The Nets entered this regular season as the odds-on favorites to win the NBA title. Tuesday morning, Brooklyn woke as the only playoff team swept out of the first round.
The Nets roster that dropped four consecutive games against Boston was far from the juggernaut that general manager Sean Marks assembled entering training camp. Kyrie Irving forfeited his ability to play much of this 2021-22 campaign by choosing not to comply with New York City's vaccine ordinance. Irving's status was one of many factors that influenced James Harden to request a trade from the franchise in February. Nets figures are also quick to point out the critical loss of floor-spacer Joe Harris, who played just 14 games thanks to an ankle injury.
Ben Simmons' absence from this postseason has garnered the most glaring spotlight of all. Before the Celtics series began on Easter Sunday, league sources told B/R the 25-year-old three-time All-Star and Nets personnel were confident he was on track to play as early as Game 3. Then his purported timeline became Game 4. That is until Sunday, when Simmons informed Brooklyn staffers he was experiencing back soreness, one day before Monday's fateful Game 4 defeat.

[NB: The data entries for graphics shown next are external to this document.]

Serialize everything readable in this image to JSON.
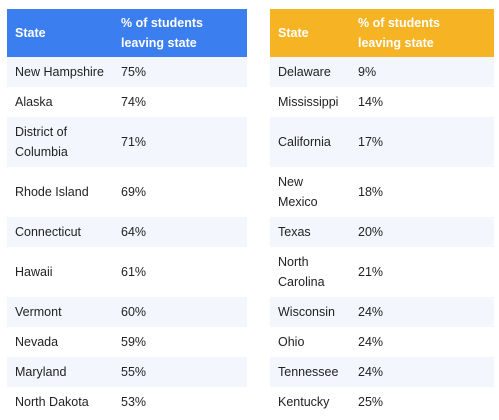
{
  "left_table": {
    "headers": [
      "State",
      "% of students leaving state"
    ],
    "rows": [
      {
        "state": "New Hampshire",
        "pct": "75%"
      },
      {
        "state": "Alaska",
        "pct": "74%"
      },
      {
        "state": "District of Columbia",
        "pct": "71%"
      },
      {
        "state": "Rhode Island",
        "pct": "69%"
      },
      {
        "state": "Connecticut",
        "pct": "64%"
      },
      {
        "state": "Hawaii",
        "pct": "61%"
      },
      {
        "state": "Vermont",
        "pct": "60%"
      },
      {
        "state": "Nevada",
        "pct": "59%"
      },
      {
        "state": "Maryland",
        "pct": "55%"
      },
      {
        "state": "North Dakota",
        "pct": "53%"
      }
    ]
  },
  "right_table": {
    "headers": [
      "State",
      "% of students leaving state"
    ],
    "rows": [
      {
        "state": "Delaware",
        "pct": "9%"
      },
      {
        "state": "Mississippi",
        "pct": "14%"
      },
      {
        "state": "California",
        "pct": "17%"
      },
      {
        "state": "New Mexico",
        "pct": "18%"
      },
      {
        "state": "Texas",
        "pct": "20%"
      },
      {
        "state": "North Carolina",
        "pct": "21%"
      },
      {
        "state": "Wisconsin",
        "pct": "24%"
      },
      {
        "state": "Ohio",
        "pct": "24%"
      },
      {
        "state": "Tennessee",
        "pct": "24%"
      },
      {
        "state": "Kentucky",
        "pct": "25%"
      }
    ]
  },
  "colors": {
    "left_header": "#3b7ef0",
    "right_header": "#f6b324",
    "row_stripe": "#f3f6fc"
  }
}
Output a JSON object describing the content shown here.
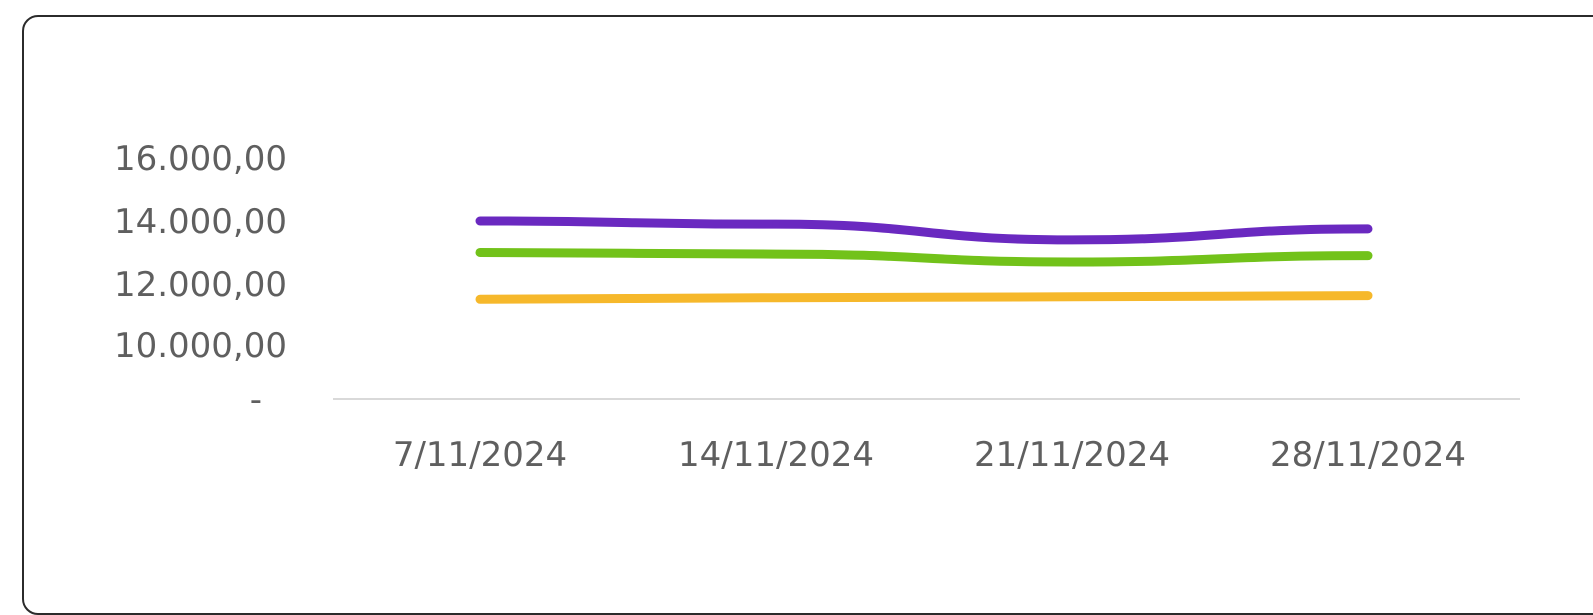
{
  "chart_data": {
    "type": "line",
    "title": "",
    "xlabel": "",
    "ylabel": "",
    "categories": [
      "7/11/2024",
      "14/11/2024",
      "21/11/2024",
      "28/11/2024"
    ],
    "y_ticks": [
      {
        "value": 0,
        "label": "-"
      },
      {
        "value": 10000,
        "label": "10.000,00"
      },
      {
        "value": 12000,
        "label": "12.000,00"
      },
      {
        "value": 14000,
        "label": "14.000,00"
      },
      {
        "value": 16000,
        "label": "16.000,00"
      }
    ],
    "ylim": [
      0,
      16000
    ],
    "grid": false,
    "legend": "none",
    "series": [
      {
        "color": "#6a29c0",
        "values": [
          14000,
          13900,
          13400,
          13750
        ]
      },
      {
        "color": "#72c21a",
        "values": [
          13000,
          12950,
          12700,
          12900
        ]
      },
      {
        "color": "#f6b82b",
        "values": [
          11500,
          11550,
          11580,
          11620
        ]
      }
    ],
    "colors": {
      "axis_line": "#d9d9d9",
      "tick_text": "#5f5f5f",
      "card_border": "#2b2b2b"
    }
  }
}
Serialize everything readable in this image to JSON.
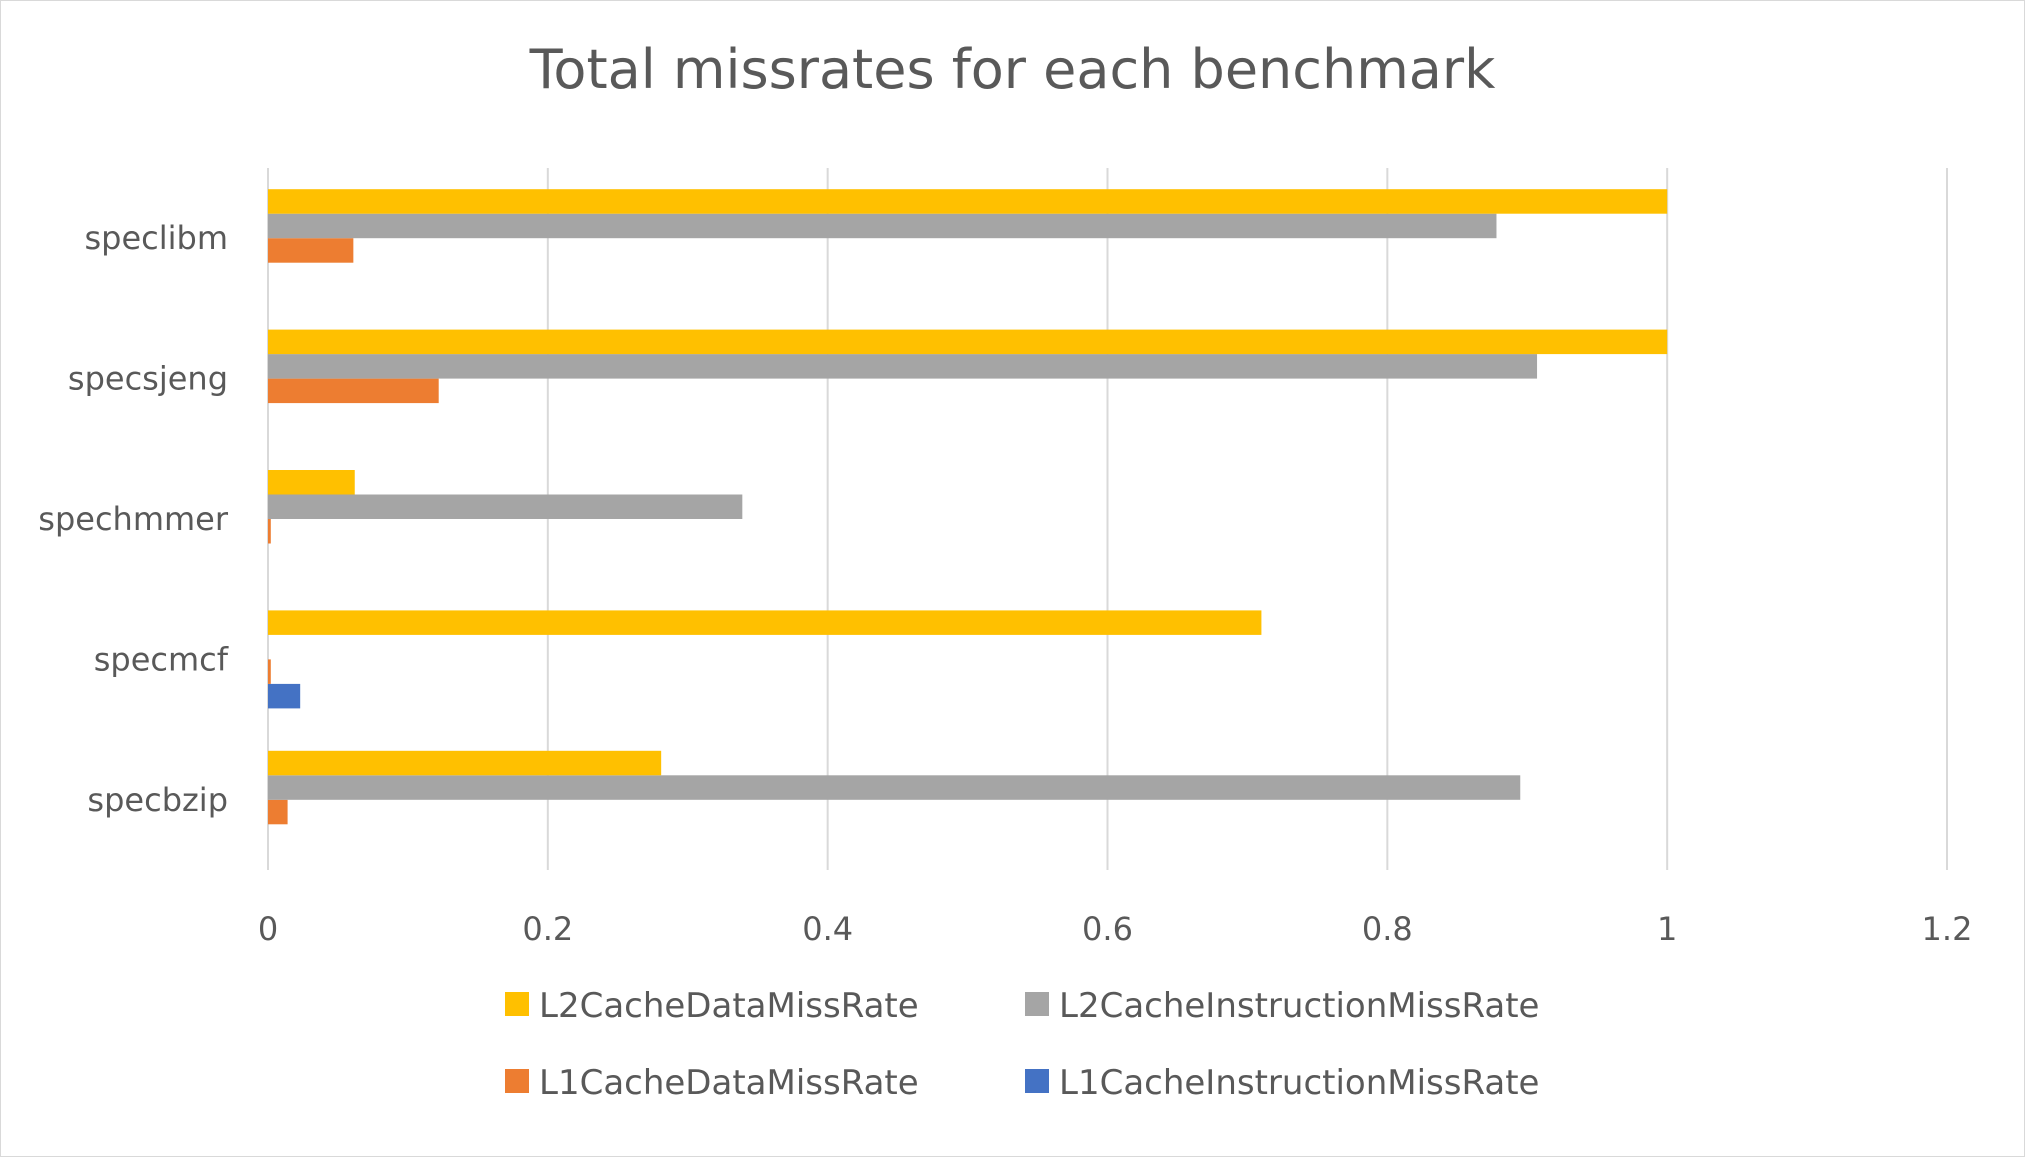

Simmons, in theory, could have risen Monday morning and determined his back felt good enough to play. There had been various people close to him encouraging him to retake the floor, even under limited minutes, to establish a deeper connection with teammates ahead of next season, sources said. By all accounts his ailing back is not 100 percent healthy, but few NBA players at this stage of the playoffs are free from some form of nagging pain. Members of his representation and other close contacts even advised Simmons to at least sit on Brooklyn's bench in his uniform and team warm-ups rather than the gaudy outfits that became a spectacle.
Instead, the Nets ruled Simmons out of Game 4 altogether, sources said, as a sense of fatigue from the situation and general disappointment seemed to permeate the franchise. After visiting the floor for pregame warm-ups prior to Game 3, Simmons did not partake in any pregame work Monday and was not present on the bench alongside his teammates for Game 4, which one source told B/R was because of his lingering back discomfort. Simmons certainly wouldn't have debuted on the road in front of a hostile Boston crowd for Game 5. Could he have appeared in Game 6? We'll never know.
But for all the ramp-up concern and rightful consideration of back issues that have plagued Simmons for multiple seasons, it's quite clear that the mental aspect of Simmons' return to game action is the biggest hurdle standing between him and an NBA court.
Throughout the tumultuous season, Simmons shifted his explanations for sitting out—the vitriol from Philadelphia's fanbase, Doc Rivers' post-Game 7 comments, wanting to be the centerpiece of his own team, back soreness—but consistently balked when any moment to rejoin the floor arrived.